You monetization channels: how do you make money?
At the global level, our main source of income is working with job boards, meaning selling traffic. Speaking in simpler terms, we have wholesale — job boards and retail — employers. Our task in Ukraine now is to move to retail; in the other countries we continue to work in wholesale. In addition to that, we have income from advertising networks and from banners, gradually decreasing their number.
What are Jooble's main problems today?
I wouldn't call them problems, I would say they were challenges: we are launching a new product for employers to the Ukrainian market.
Jooble as an aggregator used to focus solely on job boards. Ukraine is one of the few exceptions where we started communicating with the client — the employer — directly. The difference in economics between an aggregator, a job board, and a final employer client can be very dramatic: tens or even hundreds of times, and if we want to considerably grow in the nearest future, we need to work with employers directly.

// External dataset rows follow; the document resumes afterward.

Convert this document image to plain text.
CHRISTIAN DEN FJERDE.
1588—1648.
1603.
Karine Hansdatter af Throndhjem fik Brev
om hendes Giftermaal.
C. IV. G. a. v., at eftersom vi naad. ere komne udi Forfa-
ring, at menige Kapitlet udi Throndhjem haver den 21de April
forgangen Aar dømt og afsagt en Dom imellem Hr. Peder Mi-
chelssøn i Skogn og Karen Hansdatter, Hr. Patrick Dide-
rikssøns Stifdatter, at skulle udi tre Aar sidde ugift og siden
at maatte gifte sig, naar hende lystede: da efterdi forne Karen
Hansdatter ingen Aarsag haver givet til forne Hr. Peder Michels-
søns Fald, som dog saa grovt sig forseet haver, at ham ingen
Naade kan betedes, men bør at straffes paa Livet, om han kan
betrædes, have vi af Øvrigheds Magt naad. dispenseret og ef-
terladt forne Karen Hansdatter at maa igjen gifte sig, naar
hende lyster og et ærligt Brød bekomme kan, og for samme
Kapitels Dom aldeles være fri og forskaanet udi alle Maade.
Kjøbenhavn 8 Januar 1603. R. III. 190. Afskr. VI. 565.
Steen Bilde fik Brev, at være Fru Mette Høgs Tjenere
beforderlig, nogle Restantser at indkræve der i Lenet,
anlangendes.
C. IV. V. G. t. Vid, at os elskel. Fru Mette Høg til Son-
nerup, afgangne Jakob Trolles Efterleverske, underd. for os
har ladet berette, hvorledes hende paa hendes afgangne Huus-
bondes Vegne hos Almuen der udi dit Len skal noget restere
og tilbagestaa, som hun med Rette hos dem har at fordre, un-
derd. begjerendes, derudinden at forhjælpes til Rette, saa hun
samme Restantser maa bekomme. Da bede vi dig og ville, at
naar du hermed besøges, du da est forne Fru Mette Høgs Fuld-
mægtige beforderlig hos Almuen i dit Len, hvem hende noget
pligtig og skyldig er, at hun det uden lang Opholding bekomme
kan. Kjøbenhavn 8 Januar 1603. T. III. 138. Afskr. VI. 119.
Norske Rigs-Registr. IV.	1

This is the challenge: jump to working with a different client, while remaining an aggregator.
What is your algorithm for working with job boards?
At first, we find out that a certain job board exists and have the first contact. The second stage is them testing our product, the third — paying for our services. The fourth and final stage is when the job board starts working with us on permanent basis, an iterative continuation of interaction happens.
How is interaction with employers different from your usual approach?
When we work with B2B job boards our main target audience are marketologists who need to buy traffic of job seekers. Employers are smaller than job boards by the number of job openings, but at the same time there are thousands, maybe tens of thousands more of them themselves. Also, employers bring much more income per one job opening. And since our payment system is based not on placement, but is a more advanced PPC one — where we take payment for user attention, we earn much more.
The main challenge here is to retune the market where everybody is used to working the old way. Any market evolves — in the past, they used to pay for banner placements or displays, then came the clicks, then the transactions. The same revolution is now happening in the world of recruiting. The companies are abandoning the classic payment for placement and transferring to PPC.
Are you testing your product for employers only in Ukraine?
The cost of failure is the lowest here. To say more, it's not like the employers are used to the standard model of job boards. They just didn't have a choice, because all job boards offer the 'payment for placement' model that is beneficial for them. I'll walk you through the logic: according to our data, when a person posts a job offer, they close it on average in 12-14 days, and the placement is paid for a calendar month. During the remaining time, the employer is wasting their money.
With our model that is based on payment for user attention the employer can stop the system as soon as they close the vacancy, and not pay extra.